Ma, per lo sviluppo della teatroterapia c’è da citare Jerzy Grotoski con il suo teatro povero, ripreso poi dal suo allievo Eugenio Barba, dove ha spogliato il teatro di tutto, dai costumi, alle luci, allo stesso spazio scenico,  per concentrarsi unicamente sulla relazione tra l’attore e il pubblico. E, dunque, sulla consapevolezza e sulla vulnerabilità dell’attore e sulla sull’interazione.

Ogni incontro di teatroterapia si snoda in tre fasi: la fase pre – espressiva, in cui si va scoprire nuovi linguaggi corporei, la fase espressiva, in cui si mette in scena attraverso l’improvvisazione, e la fase post – espressiva, in cui si va ad elaborare quanto è stato prodotto.
La teatroterapia può essere usata in campo preventivo, terapeutico, riabilitativo, educativo e formativo, ed è accessibile a tutti, dai bambini agli anziani.  Può essere utilizzato come approccio per la socializzazione, anche all’interno di realtà particolari o di marginalità, per conoscere se stessi e gli altri, per esperire le proprie resistenze e i propri limiti, e anche per fare uscire tutte le possibilità di cui siamo capaci, senza vergogna.

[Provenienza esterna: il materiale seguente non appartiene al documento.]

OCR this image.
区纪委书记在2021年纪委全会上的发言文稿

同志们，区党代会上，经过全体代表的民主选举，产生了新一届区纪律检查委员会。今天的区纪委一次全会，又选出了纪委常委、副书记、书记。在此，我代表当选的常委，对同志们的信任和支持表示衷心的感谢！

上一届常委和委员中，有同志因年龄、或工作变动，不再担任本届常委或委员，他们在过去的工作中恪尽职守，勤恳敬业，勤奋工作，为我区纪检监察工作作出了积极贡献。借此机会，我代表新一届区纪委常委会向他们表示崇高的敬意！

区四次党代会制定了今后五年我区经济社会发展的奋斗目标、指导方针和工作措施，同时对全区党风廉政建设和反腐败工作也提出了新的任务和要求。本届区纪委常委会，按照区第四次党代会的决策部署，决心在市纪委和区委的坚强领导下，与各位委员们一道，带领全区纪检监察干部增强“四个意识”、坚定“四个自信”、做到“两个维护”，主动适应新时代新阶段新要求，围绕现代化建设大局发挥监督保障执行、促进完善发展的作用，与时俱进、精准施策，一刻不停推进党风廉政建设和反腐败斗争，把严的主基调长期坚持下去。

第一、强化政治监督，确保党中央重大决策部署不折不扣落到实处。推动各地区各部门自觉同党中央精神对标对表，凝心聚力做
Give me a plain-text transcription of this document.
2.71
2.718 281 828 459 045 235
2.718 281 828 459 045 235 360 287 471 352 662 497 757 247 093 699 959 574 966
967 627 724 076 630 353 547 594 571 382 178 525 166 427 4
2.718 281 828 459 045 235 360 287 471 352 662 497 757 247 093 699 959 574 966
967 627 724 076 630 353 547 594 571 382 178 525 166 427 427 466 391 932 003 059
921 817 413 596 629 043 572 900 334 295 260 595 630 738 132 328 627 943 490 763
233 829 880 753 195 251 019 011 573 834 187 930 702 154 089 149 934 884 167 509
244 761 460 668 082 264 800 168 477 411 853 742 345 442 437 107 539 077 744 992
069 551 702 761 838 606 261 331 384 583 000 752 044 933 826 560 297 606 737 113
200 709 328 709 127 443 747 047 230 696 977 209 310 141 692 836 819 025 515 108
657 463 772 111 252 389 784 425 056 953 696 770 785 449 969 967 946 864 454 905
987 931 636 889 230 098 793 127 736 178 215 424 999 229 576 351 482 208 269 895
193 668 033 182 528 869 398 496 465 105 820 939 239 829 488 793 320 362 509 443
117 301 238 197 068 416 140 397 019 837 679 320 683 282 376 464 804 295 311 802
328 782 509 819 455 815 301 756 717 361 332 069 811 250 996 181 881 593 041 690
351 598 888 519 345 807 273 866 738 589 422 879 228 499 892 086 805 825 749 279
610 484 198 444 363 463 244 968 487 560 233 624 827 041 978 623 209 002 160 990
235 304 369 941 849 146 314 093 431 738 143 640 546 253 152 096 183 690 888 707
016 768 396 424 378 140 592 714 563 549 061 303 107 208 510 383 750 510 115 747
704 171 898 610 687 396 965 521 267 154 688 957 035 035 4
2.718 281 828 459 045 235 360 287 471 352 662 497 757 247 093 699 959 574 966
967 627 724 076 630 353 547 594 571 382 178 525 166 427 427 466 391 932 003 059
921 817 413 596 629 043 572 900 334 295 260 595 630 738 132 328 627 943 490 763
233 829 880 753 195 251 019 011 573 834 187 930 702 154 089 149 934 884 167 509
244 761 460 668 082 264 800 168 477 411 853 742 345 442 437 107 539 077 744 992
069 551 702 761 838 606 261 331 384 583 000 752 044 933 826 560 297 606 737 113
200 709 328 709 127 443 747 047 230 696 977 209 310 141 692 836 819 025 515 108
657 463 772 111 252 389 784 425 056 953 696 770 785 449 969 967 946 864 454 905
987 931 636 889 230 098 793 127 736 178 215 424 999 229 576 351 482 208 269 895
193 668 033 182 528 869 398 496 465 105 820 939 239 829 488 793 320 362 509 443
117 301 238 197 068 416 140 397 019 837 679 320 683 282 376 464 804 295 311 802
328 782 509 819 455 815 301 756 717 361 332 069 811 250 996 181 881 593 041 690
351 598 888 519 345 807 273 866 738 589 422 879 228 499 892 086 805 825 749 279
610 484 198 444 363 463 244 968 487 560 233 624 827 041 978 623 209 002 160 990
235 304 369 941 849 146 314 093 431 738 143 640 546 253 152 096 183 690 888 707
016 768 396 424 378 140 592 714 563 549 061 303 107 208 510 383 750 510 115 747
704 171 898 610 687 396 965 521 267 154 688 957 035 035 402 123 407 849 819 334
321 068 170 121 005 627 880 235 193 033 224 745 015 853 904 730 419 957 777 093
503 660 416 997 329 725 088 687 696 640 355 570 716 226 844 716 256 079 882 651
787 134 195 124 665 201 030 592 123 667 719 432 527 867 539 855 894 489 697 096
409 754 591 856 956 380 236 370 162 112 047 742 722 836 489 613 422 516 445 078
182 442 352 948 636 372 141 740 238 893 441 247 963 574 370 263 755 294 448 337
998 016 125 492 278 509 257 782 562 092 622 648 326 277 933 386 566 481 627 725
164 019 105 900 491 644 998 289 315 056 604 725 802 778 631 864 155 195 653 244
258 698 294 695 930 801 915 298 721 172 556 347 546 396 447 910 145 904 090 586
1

E, perché no, potrebbe essere una proposta per promuovere l’educazione e la formazione, anche per professionisti ed aziende, un approccio differente a partire da sé e dalle proprie caratteristiche.

Perché la teatroterapia può essere il luogo, fisico e mentale, in cui possiamo davvero conoscere noi stessi e gli altri, in cui si può fare esperienza di accettazione autentica, in cui possiamo sentirci libere e liberi di essere noi.